A long quote from the Joan Roughgarden book.
If social evolution results from complex nonlinear dynamics, then phenomena like sex-role reversal, which Darwin noted in passing, are not so anomalous. A common feature of nonlinear systems is the presence of alternative multiply stable attracting states......
When we focus on social life as a continual exchange of control over resources to reproduce, then complex multigendered societies are not anomalous. The genders emerge as occupational categories, with gendered symbolism to signal occupational roles in bringing about matings, raising young, or tending resources, much as a worker's uniform does in human society. The payment for services rendered is in terms of increased opportunity to reproduce. While some genders reach a market-based accommodation of their needs, others linger on the outside of their political economy, taking the opportunity to reproduce by force and aggression. Social violence is not nature's baseline state, but a special case of failing to strike a successful bargain in an animal society's marketplace for access to reproductive opportunity. (177)
I like the part about the worker's uniform signifying occupational categories. I always suspected my boobs were like a permanently attached mechanic's jumpsuit.

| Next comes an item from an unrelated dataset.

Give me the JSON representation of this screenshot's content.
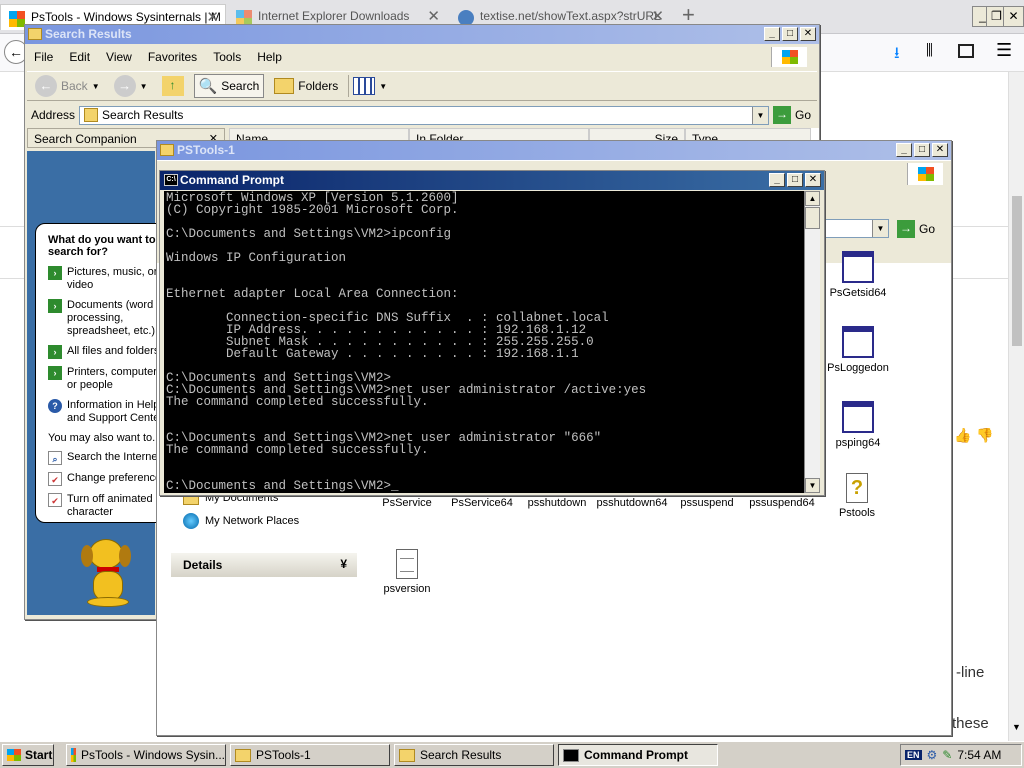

The "social selection" parts are often about homosociality i.e. that (go with me to the roller rink or the mall food court for a minute) boys are attracted to girls who are popular with other girls, and vice versa.
Girl-dicked spotted hyenas, horny hooded warblers, and writhing homosocial nest-balls of rattlesnakes... the metaphors of sociobiology are shaky... but her point is that everyone else's science is filtered through their metaphors and so here are some other ones.